History of the Church Series
This daily feature is an introduction to a full article by M. Scott Bradshaw. Each Wednesday we focus on an aspect of church history, beginning in New York in the early 19th century and progressing throughout the year to Utah in the 20th century. To read the full text of this article, follow the link below.
In March 1835 Presiding Judge Matthew Birchard refused a request from Sidney Rigdon for a license to perform marriages in Geauga County. While Judge Birchard's refusal of Rigdon's motion may have dissuaded LDS elders from making similar requests in Geauga County, at least one elder was not deterred from performing marriages--even without a license. County marriage records show that on November 24, 1835, Joseph Smith solemnized the marriage of Newel Knight and Lydia Goldthwaite Bailey. These records also show that during the next two months, Joseph performed an additional ten weddings. By June 1837, he had married a total of nineteen couples in Kirtland.

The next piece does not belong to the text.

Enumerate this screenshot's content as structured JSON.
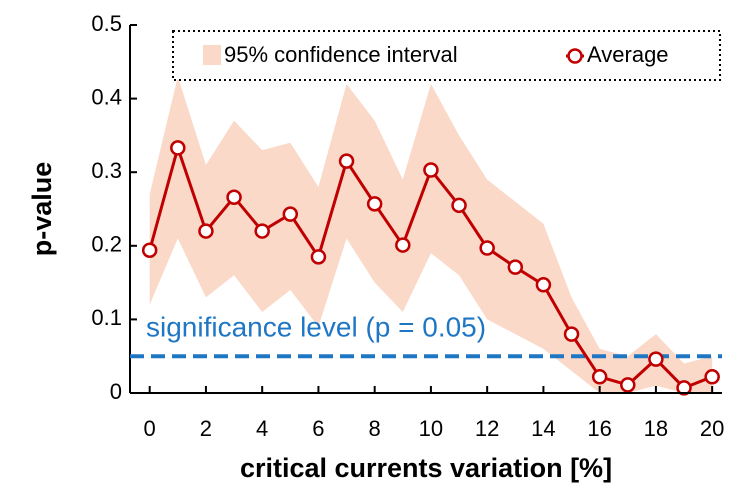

Joseph Smith's action invokes the memory of earlier "dissenting" ministers who also struggled against prejudices and whose efforts helped bring about greater religious freedom in the United States. Just as he later would personally seek redress for the Saints' wrongs in Missouri, even pleading their cause in Washington, Joseph insisted in Ohio that Latter-day Saints be accorded their privileges and protections under state marriage law. Consistent with his strong protection of individual religious liberties, Joseph acted squarely in harmony with the prevailing legal attitudes and regulations of the day in solemnizing marriages.